Over the rest of the month, prime minister Corbyn tried to push through his radical agenda. Student fees were abolished and old debts were written off with money created by the Bank of England. The water, rail and energy industries were taken into state ownership and investors paid only in newly-created ‘Green People’s Bonds’ which were immediately marked down to zero when anyone tried to trade them in the City.'
A new and interesting slant on the state of our politics.
the land, you really dont understand how money works do you?

The moment Corbyn is told he has won, and possibly before, money will start moving out the country. Come the opening of the markets it will flood out. And all ths before Corby/McDonnell have done anything.

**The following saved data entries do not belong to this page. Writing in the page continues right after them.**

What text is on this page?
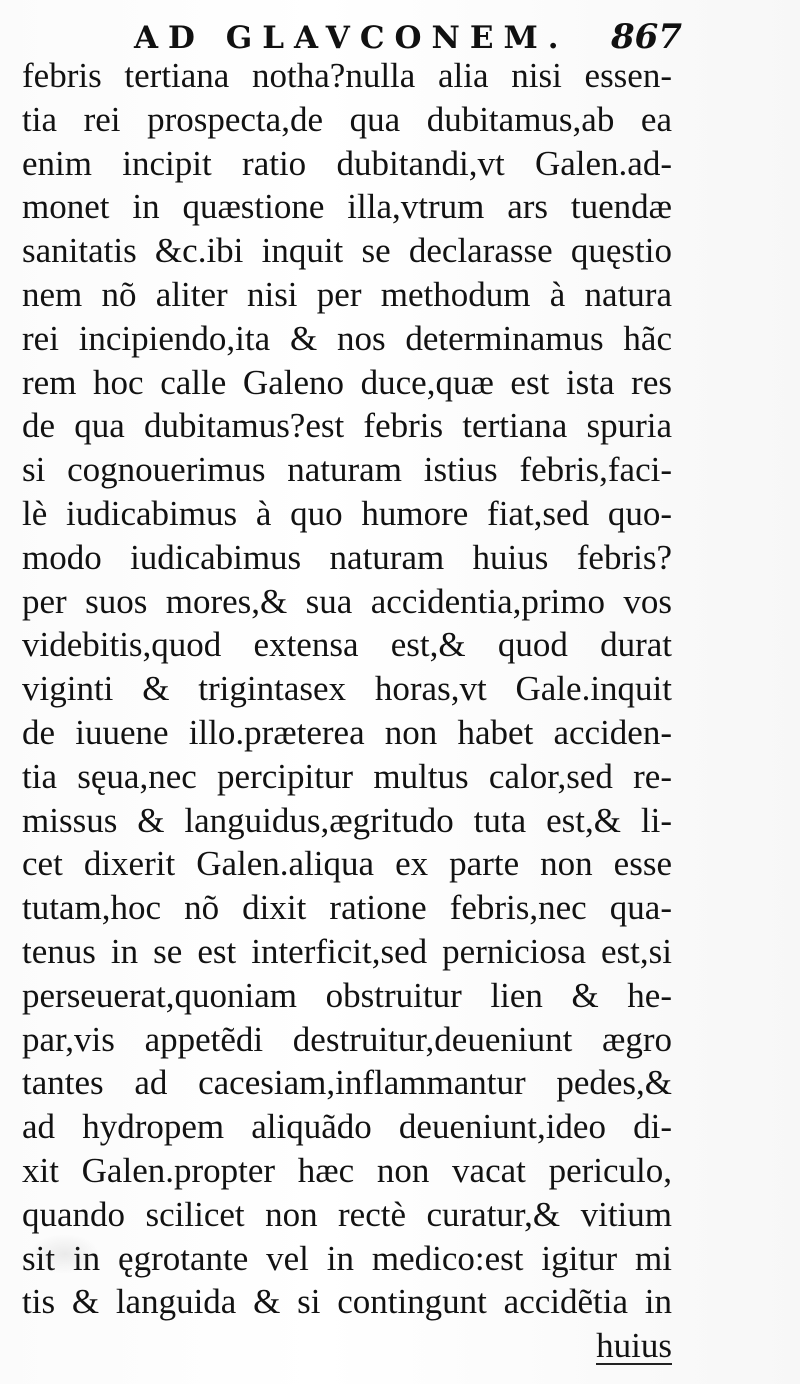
AD GLAVCONEM. 867
febris tertiana notha?nulla alia nisi essen-
tia rei prospecta,de qua dubitamus,ab ea
enim incipit ratio dubitandi,vt Galen.ad-
monet in quæstione illa,vtrum ars tuendæ
sanitatis &c.ibi inquit se declarasse quęstio
nem nõ aliter nisi per methodum à natura
rei incipiendo,ita & nos determinamus hãc
rem hoc calle Galeno duce,quæ est ista res
de qua dubitamus?est febris tertiana spuria
si cognouerimus naturam istius febris,faci-
lè iudicabimus à quo humore fiat,sed quo-
modo iudicabimus naturam huius febris?
per suos mores,& sua accidentia,primo vos
videbitis,quod extensa est,& quod durat
viginti & trigintasex horas,vt Gale.inquit
de iuuene illo.præterea non habet acciden-
tia sęua,nec percipitur multus calor,sed re-
missus & languidus,ægritudo tuta est,& li-
cet dixerit Galen.aliqua ex parte non esse
tutam,hoc nõ dixit ratione febris,nec qua-
tenus in se est interficit,sed perniciosa est,si
perseuerat,quoniam obstruitur lien & he-
par,vis appetẽdi destruitur,deueniunt ægro
tantes ad cacesiam,inflammantur pedes,&
ad hydropem aliquãdo deueniunt,ideo di-
xit Galen.propter hæc non vacat periculo,
quando scilicet non rectè curatur,& vitium
sit in ęgrotante vel in medico:est igitur mi
tis & languida & si contingunt accidẽtia in
huius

Once they start implmenting things then the real trouble starts becasue the income they were banking on is no longer there.

Blaming everything on the Bankers is naive to the limit. There were numerous things that caused it including councils investing in Iceland (not the shop) as well as sub prime Mortgages being sold wrongly in the US. Top this with the labour administration having had a spendng spree and there's why you have to have cut backs.

However, regardless of those problems cutbacks wwere required, or have you forgotten the myriad of non-jobs posted in the Guardian for 50K a pop?
//I favour a party which, in my opinion, is better for the country as a whole//

So you're not voting for either other two main cretins then?
So what policies will Bojo follow to make life less painful?
//so what policies will Bojo follow to make life less painful//

Their using the Japanese model with any luck. Ritual suicide of the entire cabinet if they fail to deliver Brexit by Jan 31st.
*They're. Dammit, can't blame that on autocorrect.
Question Author
It gets worse, just when you (Theland) thought it couldn't;
'Massive increases in public sector pay were pushed through but that didn’t stop Unite calling a series of strikes to ask for more. As the political world gathered again in January, the crisis only deepened. The EU declared that state aid rules had been broken and started legal action against the British government. Foreign secretary Diane Abbott tried to re-open negotiations on a new Withdrawal Agreement, but the prime minister’s declaration that he would campaign for Leave in a subsequent referendum meant the EU refused to talk any more.

At a crisis summit on 30 January, Angela Merkel and Emmanuel Macron agreed Britain would have to leave the EU the next day without a deal. Tariffs and border checks were imposed overnight. It got worse on the first day of February when president Trump announced tariffs of 50 per cent on all British goods in retaliation for Corbyn’s tax raid on Amazon. Trump completely banned the sale of Scotch whisky saying everyone should drink bourbon instead.'
Quite YMB, we've booked extra CPU in my bank just in case. We have 2 extra CECs standing by. Our Securities and cash process is pretty robust but we are anticipating huge throughput on Thursday/Friday if the market gets a sniff that Jezza could enter no 10.